Nous avons ensuite continué à marcher à partir de Cannole et nous avons rencontré un homme assis sur un banc aux couleurs de l’arc-en-ciel qui jouait de l’accordéon pour nous, une halte apaisante avant de continuer notre chemin pour atteindre Palmariggi. Ici, au Sanctuaire Maria Santissima di Montevergine, le maire est venu à notre rencontre – lui aussi avec un tampon pour nos accréditations.

Après Cannole, nous avons parcouru un tronçon de route goudronnée au milieu d’oliviers anciens et jeunes, qui nous a conduits à la ville de Giurdignano, également connue sous le nom de « jardin mégalithique de l’Italie » en raison des nombreux menhirs et dolmens que l’on trouve dans toute la ville, et dont certains ont des milliers d’années. Nous ne savons pas encore exactement à quoi ils servent ; un menhir, par exemple, possède une sorte de chapelle en dessous, avec des fresques consacrées à Saint Paul, mais beaucoup d’autres ne peuvent être reliés à des usages similaires. Nous avons visité la crypte byzantine de San Salvatore, datant d’environ 800-900 après J.-C., contenant trois autels et de nombreuses fresques magnifiques. Je dois dire que j’ai été étonnamment impressionnée par cette crypte
!

Il était tard dans l’après-midi lorsque nous sommes arrivés à Otranto. Après une douche, nous nous sommes rendus au superbe château d’Otranto, où nous avons été accueillis par le conseiller municipal avant un incroyable concert du groupe La Cantiga de la Serena : les musiciens jouaient d’instruments médiévaux et chantaient des chansons sur les pèlerins !

C’était une combinaison parfaite : Otranto est le lieu où, en l’an 333 de notre ère, un pèlerin anonyme est revenu de Terre Sainte. Il s’agissait d’un pèlerin de Bordeaux, et c’est d’ici qu’il est rentré chez lui. L’itinéraire Burdigalense, basé sur les témoins qu’il a laissés derrière lui, est ce que nous appelons aujourd’hui la Via Francigena Sud !
A Otranto, beaucoup de vieux amis nous ont rejoints : des membres du personnel, beaucoup d’ambassadeurs, beaucoup d’associations d’amis…demain nous marcherons tous ensemble comme un groupe de plus en plus grand ! Je vous parlerai d’eux dans le prochain blog !

 

POINTS FORTS

– Les installations artistiques autour de Capannole

– Le gâteau de pasticciotto que la femme de Fabio avait préparé pour nous

– La fascinante ville de Giurdignano, avec ses menhirs et dolmens, et la crypte byzantine de San Salvatore.
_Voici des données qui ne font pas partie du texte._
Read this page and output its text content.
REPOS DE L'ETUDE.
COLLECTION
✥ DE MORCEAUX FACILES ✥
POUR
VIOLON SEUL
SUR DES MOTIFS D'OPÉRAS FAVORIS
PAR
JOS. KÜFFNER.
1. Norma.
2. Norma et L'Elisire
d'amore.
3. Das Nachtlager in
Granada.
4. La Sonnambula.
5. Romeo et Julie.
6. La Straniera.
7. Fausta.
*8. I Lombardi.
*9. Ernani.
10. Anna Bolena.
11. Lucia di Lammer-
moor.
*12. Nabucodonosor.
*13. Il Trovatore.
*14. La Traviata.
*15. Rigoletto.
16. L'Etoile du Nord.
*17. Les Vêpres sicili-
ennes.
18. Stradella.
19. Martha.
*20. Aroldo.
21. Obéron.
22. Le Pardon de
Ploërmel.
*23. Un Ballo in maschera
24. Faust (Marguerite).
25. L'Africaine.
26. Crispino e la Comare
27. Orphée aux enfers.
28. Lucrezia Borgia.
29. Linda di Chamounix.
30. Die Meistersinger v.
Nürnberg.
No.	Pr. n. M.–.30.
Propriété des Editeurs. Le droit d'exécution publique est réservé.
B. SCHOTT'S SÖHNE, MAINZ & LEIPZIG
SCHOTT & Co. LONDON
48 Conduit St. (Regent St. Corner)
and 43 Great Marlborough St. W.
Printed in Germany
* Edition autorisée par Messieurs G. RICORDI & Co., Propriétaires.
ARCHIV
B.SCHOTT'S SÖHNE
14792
– Le concert de La Cantiga de la Serena à Otranto.

 

LES MARCHEURS D’AUJOURD’HUI (60 personnes au total !)

Myra Stals, responsable des médias sociaux (AEVF)
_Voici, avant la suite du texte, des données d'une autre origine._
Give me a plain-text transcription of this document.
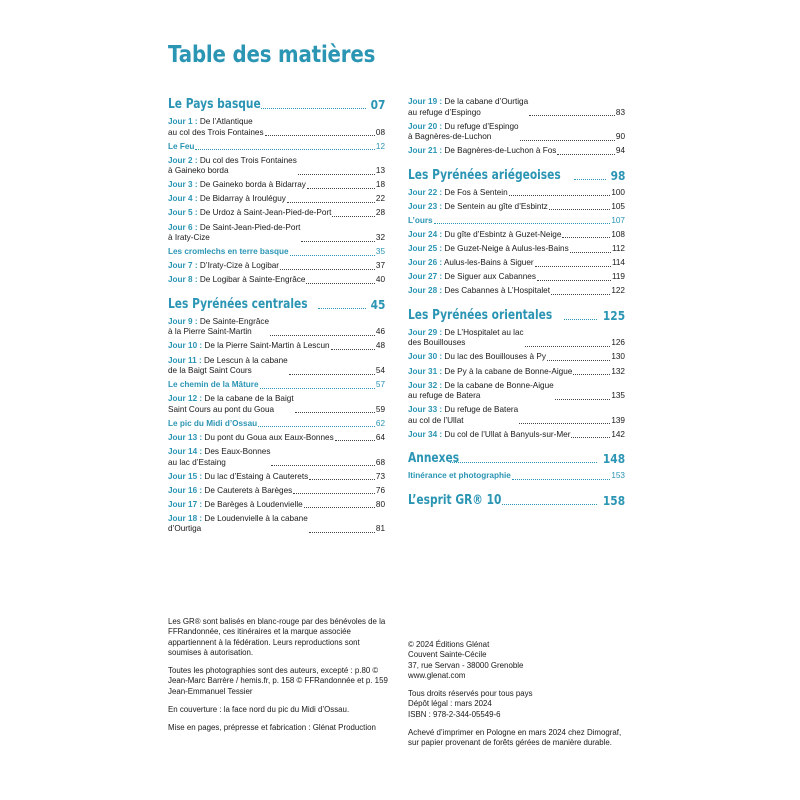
Table des matières
Le Pays basque	07
Jour 1 : De l’Atlantique
au col des Trois Fontaines	08
Le Feu	12
Jour 2 : Du col des Trois Fontaines
à Gaineko borda	13
Jour 3 : De Gaineko borda à Bidarray	18
Jour 4 : De Bidarray à Irouléguy	22
Jour 5 : De Urdoz à Saint-Jean-Pied-de-Port	28
Jour 6 : De Saint-Jean-Pied-de-Port
à Iraty-Cize	32
Les cromlechs en terre basque	35
Jour 7 : D’Iraty-Cize à Logibar	37
Jour 8 : De Logibar à Sainte-Engrâce	40
Les Pyrénées centrales	45
Jour 9 : De Sainte-Engrâce
à la Pierre Saint-Martin	46
Jour 10 : De la Pierre Saint-Martin à Lescun	48
Jour 11 : De Lescun à la cabane
de la Baigt Saint Cours	54
Le chemin de la Mâture	57
Jour 12 : De la cabane de la Baigt
Saint Cours au pont du Goua	59
Le pic du Midi d’Ossau	62
Jour 13 : Du pont du Goua aux Eaux-Bonnes	64
Jour 14 : Des Eaux-Bonnes
au lac d’Estaing	68
Jour 15 : Du lac d’Estaing à Cauterets	73
Jour 16 : De Cauterets à Barèges	76
Jour 17 : De Barèges à Loudenvielle	80
Jour 18 : De Loudenvielle à la cabane
d’Ourtiga	81
Jour 19 : De la cabane d’Ourtiga
au refuge d’Espingo	83
Jour 20 : Du refuge d’Espingo
à Bagnères-de-Luchon	90
Jour 21 : De Bagnères-de-Luchon à Fos	94
Les Pyrénées ariégeoises	98
Jour 22 : De Fos à Sentein	100
Jour 23 : De Sentein au gîte d’Esbintz	105
L’ours	107
Jour 24 : Du gîte d’Esbintz à Guzet-Neige	108
Jour 25 : De Guzet-Neige à Aulus-les-Bains	112
Jour 26 : Aulus-les-Bains à Siguer	114
Jour 27 : De Siguer aux Cabannes	119
Jour 28 : Des Cabannes à L’Hospitalet	122
Les Pyrénées orientales	125
Jour 29 : De L’Hospitalet au lac
des Bouillouses	126
Jour 30 : Du lac des Bouillouses à Py	130
Jour 31 : De Py à la cabane de Bonne-Aigue	132
Jour 32 : De la cabane de Bonne-Aigue
au refuge de Batera	135
Jour 33 : Du refuge de Batera
au col de l’Ullat	139
Jour 34 : Du col de l’Ullat à Banyuls-sur-Mer	142
Annexes	148
Itinérance et photographie	153
L’esprit GR® 10	158

Les GR® sont balisés en blanc-rouge par des bénévoles de la FFRandonnée, ces itinéraires et la marque associée appartiennent à la fédération. Leurs reproductions sont soumises à autorisation.

Toutes les photographies sont des auteurs, excepté : p.80 © Jean-Marc Barrère / hemis.fr, p. 158 © FFRandonnée et p. 159 Jean-Emmanuel Tessier

En couverture : la face nord du pic du Midi d’Ossau.

Mise en pages, prépresse et fabrication : Glénat Production

© 2024 Éditions Glénat
Couvent Sainte-Cécile
37, rue Servan - 38000 Grenoble
www.glenat.com

Tous droits réservés pour tous pays
Dépôt légal : mars 2024
ISBN : 978-2-344-05549-6

Achevé d’imprimer en Pologne en mars 2024 chez Dimograf, sur papier provenant de forêts gérées de manière durable.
Luca Bruschi, directeur (AEVF)

Elena Dubinina, responsable des relations internationales (AEVF)

Martina D’Agostino, assistante de projet (AEVF)
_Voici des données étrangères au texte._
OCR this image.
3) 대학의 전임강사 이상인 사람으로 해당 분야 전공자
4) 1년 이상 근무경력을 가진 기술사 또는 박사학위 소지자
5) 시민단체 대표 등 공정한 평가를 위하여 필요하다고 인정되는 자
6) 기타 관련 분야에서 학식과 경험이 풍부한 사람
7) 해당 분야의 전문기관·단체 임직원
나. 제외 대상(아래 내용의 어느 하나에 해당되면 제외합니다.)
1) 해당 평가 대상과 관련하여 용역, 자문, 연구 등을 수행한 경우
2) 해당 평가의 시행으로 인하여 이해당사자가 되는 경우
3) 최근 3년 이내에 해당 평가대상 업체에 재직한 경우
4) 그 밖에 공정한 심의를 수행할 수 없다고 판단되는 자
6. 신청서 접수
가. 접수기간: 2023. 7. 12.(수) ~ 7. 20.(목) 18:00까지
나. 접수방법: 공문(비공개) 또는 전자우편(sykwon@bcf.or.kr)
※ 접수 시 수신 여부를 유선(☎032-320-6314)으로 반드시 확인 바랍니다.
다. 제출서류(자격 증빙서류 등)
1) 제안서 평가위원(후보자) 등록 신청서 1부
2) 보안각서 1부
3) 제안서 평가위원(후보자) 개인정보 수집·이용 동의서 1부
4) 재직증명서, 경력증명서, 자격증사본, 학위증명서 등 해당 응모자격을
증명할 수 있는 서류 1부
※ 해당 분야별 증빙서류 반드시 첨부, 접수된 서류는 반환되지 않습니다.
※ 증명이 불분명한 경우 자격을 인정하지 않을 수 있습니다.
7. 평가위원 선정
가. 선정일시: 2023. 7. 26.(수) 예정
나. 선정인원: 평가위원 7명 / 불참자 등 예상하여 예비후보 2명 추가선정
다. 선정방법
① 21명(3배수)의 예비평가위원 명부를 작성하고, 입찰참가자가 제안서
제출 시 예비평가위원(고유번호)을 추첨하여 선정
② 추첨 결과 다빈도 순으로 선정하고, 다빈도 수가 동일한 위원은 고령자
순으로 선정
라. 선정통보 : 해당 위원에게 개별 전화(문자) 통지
Jacques Chevin, responsable du développement de la Via Francigena en France (AEVF)

Didier Morel, FFVF

Clair Waiss et Clair Chevalier, FFRP

Emile Ney, ancien maire de Bucey-lès-Gy et premier membre français de l’AEVF

Pietro Oberto, Marco Rustioni, Valentina Borghi, ambassadeurs de RTR

Daniela, Francesca et Joanne, Ragazze in Gamba

Sharon Di Cinci, vidéaste

Vieux amis Alessio et Massimo

Adriano et Salvatore, Mollare Mai

Fabio, Torcito Bike

Beaucoup de marcheurs locaux, dont notre amie Fabiola de San Severo.